Soll bestimmte Internetseiten sperren und Altersgerechtes Surfen ermöglichen.
Black- und Whitelistpflege sollte auch möglich sein...

Irgendwelche Empfehlungen?

Danke schön!


----------



## serafen (27. März 2011)

*AW: Empfehlungen für Kinderschutzsoftware gesucht*

Reichen ggf. die in Windows 7 integrierten Features nicht aus? - Ergänzend vielleicht *Windows Live Family Safety*.

Ansonsten würde ich erstmal mit den Kids über einen verantwortungsvollen Umgang mit dem Medium Internet reden. Separate KISI-Software bremst einerseits das System aus, andererseits kann man jede Software überwinden ...

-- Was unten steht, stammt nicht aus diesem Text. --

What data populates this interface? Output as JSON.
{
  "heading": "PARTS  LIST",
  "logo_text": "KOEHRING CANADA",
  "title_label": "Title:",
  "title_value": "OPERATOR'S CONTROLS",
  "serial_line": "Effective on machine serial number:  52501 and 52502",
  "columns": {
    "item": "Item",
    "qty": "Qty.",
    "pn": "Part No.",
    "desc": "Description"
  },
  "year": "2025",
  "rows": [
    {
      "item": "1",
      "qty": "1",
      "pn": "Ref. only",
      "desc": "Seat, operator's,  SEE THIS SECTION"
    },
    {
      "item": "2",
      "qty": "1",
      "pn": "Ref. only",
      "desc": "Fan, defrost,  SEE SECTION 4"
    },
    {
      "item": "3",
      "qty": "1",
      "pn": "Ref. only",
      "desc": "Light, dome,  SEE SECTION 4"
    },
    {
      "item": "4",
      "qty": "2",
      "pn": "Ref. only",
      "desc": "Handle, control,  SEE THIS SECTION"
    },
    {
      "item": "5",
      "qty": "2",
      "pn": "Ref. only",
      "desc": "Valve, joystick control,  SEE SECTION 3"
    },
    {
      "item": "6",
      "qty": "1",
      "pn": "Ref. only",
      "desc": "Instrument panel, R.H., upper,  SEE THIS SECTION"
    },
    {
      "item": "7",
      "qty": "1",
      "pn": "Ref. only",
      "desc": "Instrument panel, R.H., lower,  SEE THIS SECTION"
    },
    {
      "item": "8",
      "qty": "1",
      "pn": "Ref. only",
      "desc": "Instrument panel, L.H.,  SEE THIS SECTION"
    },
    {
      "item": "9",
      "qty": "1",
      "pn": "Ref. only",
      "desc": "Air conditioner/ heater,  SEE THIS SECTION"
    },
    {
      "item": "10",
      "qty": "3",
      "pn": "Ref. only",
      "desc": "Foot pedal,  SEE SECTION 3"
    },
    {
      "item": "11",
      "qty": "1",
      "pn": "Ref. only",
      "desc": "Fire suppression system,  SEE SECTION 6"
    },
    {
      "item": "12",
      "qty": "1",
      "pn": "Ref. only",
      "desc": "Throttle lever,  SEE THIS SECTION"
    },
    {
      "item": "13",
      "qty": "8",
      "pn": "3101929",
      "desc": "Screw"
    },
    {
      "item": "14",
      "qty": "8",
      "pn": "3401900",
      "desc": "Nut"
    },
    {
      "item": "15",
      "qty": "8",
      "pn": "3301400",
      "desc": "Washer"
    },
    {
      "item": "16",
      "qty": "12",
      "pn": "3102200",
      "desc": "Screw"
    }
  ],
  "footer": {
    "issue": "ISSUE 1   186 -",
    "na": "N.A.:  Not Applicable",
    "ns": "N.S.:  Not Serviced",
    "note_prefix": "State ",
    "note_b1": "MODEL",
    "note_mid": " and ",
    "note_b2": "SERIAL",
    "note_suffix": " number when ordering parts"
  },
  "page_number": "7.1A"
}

Ansonsten wäre eine sehr gute - wenngleich kostenpflichtige - Alternative die *Kindersicherung 2011* von Salfeld.

MfG.


----------



## Westfale_09 (27. März 2011)

*AW: Empfehlungen für Kinderschutzsoftware gesucht*

Also. Einen gewissen Schutz hat jedes Antivirenprogramm. G- Data hat eine super Kindersicherung. Da kannst du ggf. Seite festlegen, welche besucht werden dürfen. Oder auch die Überwachung wird zeitlich festgehalten. Das heißt, dass du sehen kannst, wie lange gesurft wurde etc. . 
Zudem werden jegliche anstößigen Seiten gesperrt. Ich habe den Kinderschutz selbst noch nicht angewandt. 

Aber sich über das Produkt schlau machen, kostet ja nichts 

Das wäre so eine Alternative für einen guten Schutz.


----------



## inzpekta (27. März 2011)

*AW: Empfehlungen für Kinderschutzsoftware gesucht*

Erst mal herzlichen Dank für die Vorschläge...

Mit dem Windows Schutz hab ich mich noch gar nicht so beschäftigt...
Aber man muß sich dafür wohl bei dem Verein anmelden und das möchte ich erst mal nicht.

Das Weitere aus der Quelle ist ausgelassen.